Uit vaste rechtspraak van de Afdeling bestuursrechtspraak van de Raad van State (Afdeling) (Voetnoot 6) volgt dat een bestuursorgaan voldoende inzichtelijk moet maken hoe het de zoekslag heeft verricht. Naar het oordeel van de rechtbank zijn gedeputeerde staten hierin met het voorgaande geslaagd. Gedeputeerde staten hebben gemotiveerd toegelicht dat en hoe overleg heeft plaatsgevonden met de ministeries, welke specifieke systemen zijn geraadpleegd en welke zoektermen daarbij zijn gehanteerd.
10.2.
Aannemelijk is geworden dat de zoekslag volledig is geweest en niet meer documenten onder gedeputeerde staten berusten, dan genoemd op de inventarislijsten. In dat geval is het volgens – eveneens – vaste rechtspraak van de Afdeling (Voetnoot 7) in beginsel aan degene die om informatie verzoekt om aannemelijk te maken dat, in tegenstelling tot de uitkomsten van het onderzoek door het bestuursorgaan, toch nog (meer) documenten onder het bestuursorgaan berusten. Hierin is eiser naar het oordeel van de rechtbank niet geslaagd. De rechtbank ziet in wat eiser heeft aangevoerd geen aanknopingspunten voor het oordeel dat er meer documenten zouden moeten zijn. Een enkel vermoeden daartoe is onvoldoende. In bezwaar is door gedeputeerde staten reeds verhelderd dat de gekleurde teksten zich bevinden in de niet-openbaargemaakte documenten. Deze behoren echter wel tot de zoekslag. Ten aanzien van de door eiser genoemde systemen hebben gedeputeerde staten verder navolgbaar gemotiveerd waarom hierin niet kan/hoeft worden gezocht, enerzijds omdat deze door gedeputeerde staten niet worden gebruikt, anderzijds omdat hieruit geen extra documenten zouden volgen. Eisers stelling dat er nog een systeem zou zijn waarin documenten worden gedeeld tussen gedeputeerde staten en de ministeries heeft hij niet onderbouwd en deze stelling is ook uitdrukkelijk gemotiveerd betwist door gedeputeerde staten.
10.3.
Deze beroepsgrond van eiser slaagt dan ook niet. Kan worden gevolgd dat niet alle gegevens openbaar gemaakt zijn?
Uitgangspunt van de Woo
11. Het uitgangspunt van de Woo is openbaarheid van informatie. Iedereen heeft recht op toegang tot publieke informatie zonder daartoe een belang te hoeven stellen. De bij de overheid berustende informatie is openbaar, behalve als sprake is van een uitzonderingsgrond zoals vermeld in de artikelen 5.1 en 5.2 van de Woo. Een bestuursorgaan maakt bij de toepassing van de relatieve weigeringsgronden van artikel 5.1, tweede lid, van de Woo een afweging tussen het vooropgestelde algemene belang van openbaarheid en de belangen die worden beschermd door de weigeringsgronden. Indien een belangenafweging dient te worden gemaakt, weegt het uitgangspunt van de Woo – openbaarheid is regel – zwaar. (Voetnoot 8)Artikel 5.1, tweede lid, aanhef en onder e, van de Woo
12. De rechtbank stelt vast dat eiser het ermee eens is dat gedeputeerde staten bepaalde (onderdelen van) documenten niet openbaar gemaakt hebben, omdat bescherming/eerbiediging van de persoonlijke levenssfeer zich daartegen verzet. Voor zover gedeputeerde staten op grond hiervan van (volledige) openbaarmaking hebben afgezien, kan dat dan ook standhouden.

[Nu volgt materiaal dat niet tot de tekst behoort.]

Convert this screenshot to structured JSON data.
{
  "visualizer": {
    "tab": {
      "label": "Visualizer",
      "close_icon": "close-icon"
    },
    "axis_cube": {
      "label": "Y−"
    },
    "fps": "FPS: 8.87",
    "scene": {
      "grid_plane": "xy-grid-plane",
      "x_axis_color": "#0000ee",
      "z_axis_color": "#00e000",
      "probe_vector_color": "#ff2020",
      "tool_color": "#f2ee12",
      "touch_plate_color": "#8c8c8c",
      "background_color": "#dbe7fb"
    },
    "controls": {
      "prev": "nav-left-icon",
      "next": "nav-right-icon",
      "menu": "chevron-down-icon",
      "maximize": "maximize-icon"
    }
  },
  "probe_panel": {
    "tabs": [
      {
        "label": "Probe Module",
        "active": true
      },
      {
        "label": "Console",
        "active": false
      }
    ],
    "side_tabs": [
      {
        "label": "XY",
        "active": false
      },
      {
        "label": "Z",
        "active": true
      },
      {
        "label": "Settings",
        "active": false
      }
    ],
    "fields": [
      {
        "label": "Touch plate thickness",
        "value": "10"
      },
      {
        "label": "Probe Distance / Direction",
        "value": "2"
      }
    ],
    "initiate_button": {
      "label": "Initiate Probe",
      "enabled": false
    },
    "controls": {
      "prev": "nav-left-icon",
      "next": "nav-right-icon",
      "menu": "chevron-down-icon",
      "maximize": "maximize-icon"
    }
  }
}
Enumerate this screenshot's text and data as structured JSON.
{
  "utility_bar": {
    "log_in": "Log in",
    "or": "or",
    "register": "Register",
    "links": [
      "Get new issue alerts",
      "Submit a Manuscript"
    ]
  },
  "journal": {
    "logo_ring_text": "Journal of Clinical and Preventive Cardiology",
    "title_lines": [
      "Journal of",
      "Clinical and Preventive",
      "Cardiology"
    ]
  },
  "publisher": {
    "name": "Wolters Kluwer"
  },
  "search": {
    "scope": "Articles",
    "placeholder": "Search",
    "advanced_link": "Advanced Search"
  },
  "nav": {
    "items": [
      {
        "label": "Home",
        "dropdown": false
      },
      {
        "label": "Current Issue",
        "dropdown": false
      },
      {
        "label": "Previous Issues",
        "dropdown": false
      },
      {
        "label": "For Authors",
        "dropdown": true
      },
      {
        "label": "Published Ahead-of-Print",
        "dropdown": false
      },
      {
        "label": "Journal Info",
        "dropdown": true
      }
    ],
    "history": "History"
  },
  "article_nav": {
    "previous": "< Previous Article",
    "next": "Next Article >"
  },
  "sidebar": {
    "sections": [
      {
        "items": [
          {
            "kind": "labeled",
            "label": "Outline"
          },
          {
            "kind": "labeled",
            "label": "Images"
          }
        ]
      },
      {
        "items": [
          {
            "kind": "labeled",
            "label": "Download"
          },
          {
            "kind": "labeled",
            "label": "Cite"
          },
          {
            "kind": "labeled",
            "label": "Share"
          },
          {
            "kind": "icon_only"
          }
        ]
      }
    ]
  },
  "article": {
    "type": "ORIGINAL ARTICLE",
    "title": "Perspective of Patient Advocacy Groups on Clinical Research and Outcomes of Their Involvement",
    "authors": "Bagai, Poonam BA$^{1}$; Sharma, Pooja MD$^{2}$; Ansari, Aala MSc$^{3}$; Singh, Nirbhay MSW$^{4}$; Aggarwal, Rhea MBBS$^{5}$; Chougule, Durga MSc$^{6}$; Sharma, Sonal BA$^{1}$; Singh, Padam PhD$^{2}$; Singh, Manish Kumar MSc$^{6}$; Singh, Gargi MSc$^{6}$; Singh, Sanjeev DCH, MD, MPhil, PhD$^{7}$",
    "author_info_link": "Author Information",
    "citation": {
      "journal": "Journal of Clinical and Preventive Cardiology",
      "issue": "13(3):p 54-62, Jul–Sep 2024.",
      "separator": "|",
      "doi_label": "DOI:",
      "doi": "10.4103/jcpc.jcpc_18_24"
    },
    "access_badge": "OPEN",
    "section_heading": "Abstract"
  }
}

Artikel 5.1, tweede lid, aanhef en onder i, van de Woo
13.1.
Volgens eiser is onvoldoende gemotiveerd waarom openbaarmaking van de door hem gevraagde gegevens het goed functioneren van gedeputeerde staten in de weg zou staan.
13.2.
Gedeputeerde staten hebben toegelicht dat de EoP een proces is dat zorgvuldig is doorlopen en waarmee een basis wordt gevormd voor verdere gesprekken met diverse partijen over de transitie naar een meer duurzame en schone staalproductie. Volgens gedeputeerde staten zou (volledige) openbaarmaking van documenten (waaronder de concepten van de EoP) het interne beraad, de samenwerking en de vertrouwensrelatie met derde partijen nu, en in de toekomst onevenredig kunnen schaden. Reden waarom hiertoe niet is overgegaan. Daarbij hebben gedeputeerde staten ter onderbouwing gewezen op de in de Memorie van Toelichting (MvT) genoemde voorbeelden, zoals informatie uit overleg tussen derden en overheidsinstanties die niet onder intern beraad vallen, maar waarbij wel de verwachting is dat openbaarmaking tot gevolg zal hebben dat derden terughoudender zullen worden om medewerking te verlenen. Ter zitting is door gedeputeerde staten verder nog toegelicht dat het opstellen van de EoP pas een eerste stap is in een veel groter proces. Openbaarmaking van deze informatie zou dit proces kunnen schaden, onder meer doordat daardoor de onderhandelingspositie zou kunnen verzwakken en het maken van maatwerkafspraken in de toekomst zou kunnen worden gefrustreerd. Gedeputeerde staten achten dit, juist gelet op de gevoeligheid van de kwestie ‘Tata Steel’, evident.
13.3.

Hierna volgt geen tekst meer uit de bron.